Germany’s new central bank president Jens Weidmann warned debt-laden Greece that international creditors will pull out aid if it fails to pursue painful cuts to tackle its huge deficit as promised.
“Greece’s capacity for [debt] payment depends foremost on the attitude of the government and the people,” the hawkish Bundesbank chief told Welt am Sonntag daily in an interview that was published yesterday.
“A lot of aid has been given, but under strict conditions such as massive and swift privatizations. If these commitments are not upheld, there will no longer be a basis for additional aid,” he said. “Greece would have made its own choice and should assume the undeniably dramatic consequence of a default on its payments.”
Photo: Reuters
Although a potential Greek default would likely make life hard for eurozone member nations the single currency will survive “and remain stable even in that case.”
Despite a landmark 110 billion euro (US$160 billion) bailout agreed last year, Greece’s 350 billion euro debt load has only become heavier as a deeper-than-expected recession last year weighed on government income.
The European Central Bank has until the end of this month to decide on a second bailout for Greece, but remains divided over the role of the private sector.

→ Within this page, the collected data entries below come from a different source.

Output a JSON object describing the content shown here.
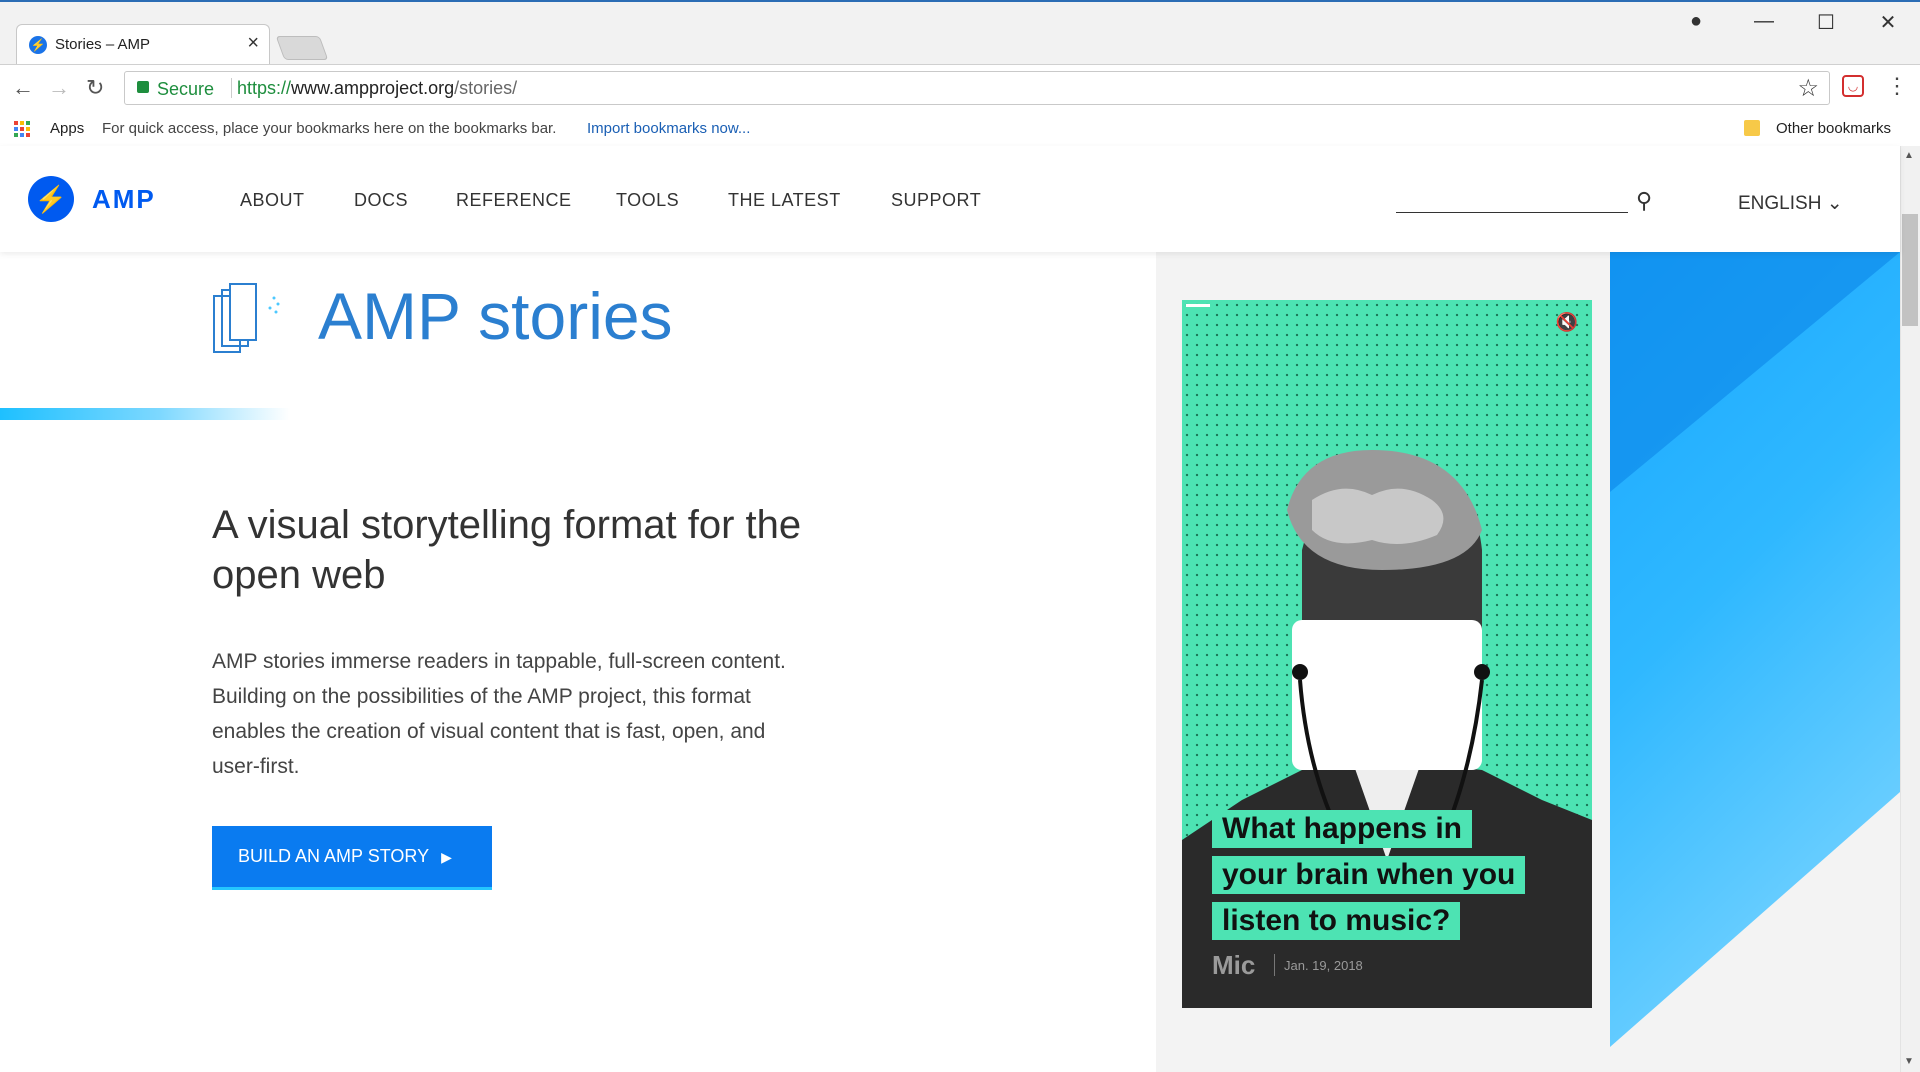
{
  "browser": {
    "tab_title": "Stories – AMP",
    "tab_favicon": "amp-bolt-icon",
    "close_glyph": "×",
    "window_minimize": "—",
    "window_maximize": "☐",
    "window_close": "✕",
    "secure_label": "Secure",
    "url_scheme": "https://",
    "url_host": "www.ampproject.org",
    "url_path": "/stories/",
    "bookmarks": {
      "apps_label": "Apps",
      "hint": "For quick access, place your bookmarks here on the bookmarks bar.",
      "import_link": "Import bookmarks now...",
      "other": "Other bookmarks"
    }
  },
  "nav": {
    "logo_text": "AMP",
    "items": [
      "ABOUT",
      "DOCS",
      "REFERENCE",
      "TOOLS",
      "THE LATEST",
      "SUPPORT"
    ],
    "language": "ENGLISH"
  },
  "hero": {
    "title": "AMP stories",
    "tagline": "A visual storytelling format for the open web",
    "description": "AMP stories immerse readers in tappable, full-screen content. Building on the possibilities of the AMP project, this format enables the creation of visual content that is fast, open, and user-first.",
    "cta_label": "BUILD AN AMP STORY"
  },
  "story": {
    "caption_lines": [
      "What happens in",
      "your brain when you",
      "listen to music?"
    ],
    "publisher": "Mic",
    "date": "Jan. 19, 2018"
  },
  "colors": {
    "brand": "#005af0",
    "title_blue": "#2b7fd0",
    "cta": "#0a7bf0",
    "story_bg": "#4de3b3"
  }
}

Germany wants a second rescue package to include contributions by private creditors, banks and investment funds as the price of Berlin’s involvement.
Diplomats say the need is estimated at more than 90 billion euros — one-third to come from eurozone nations and the IMF, one-third from sell-offs of Greek state assets and the final 30 billion euros from the bank rollovers.
The latter two components are uncertain and it is also uncertain whether the headline 90 billion euro figure includes remaining tranches of the existing 110 billion euro package mustered last year.
While expressing sympathy for public resentment in Greece toward the reforms, the current process is “inevitable” for the country to become more competitive and put its financial house back in order, Weidmann said.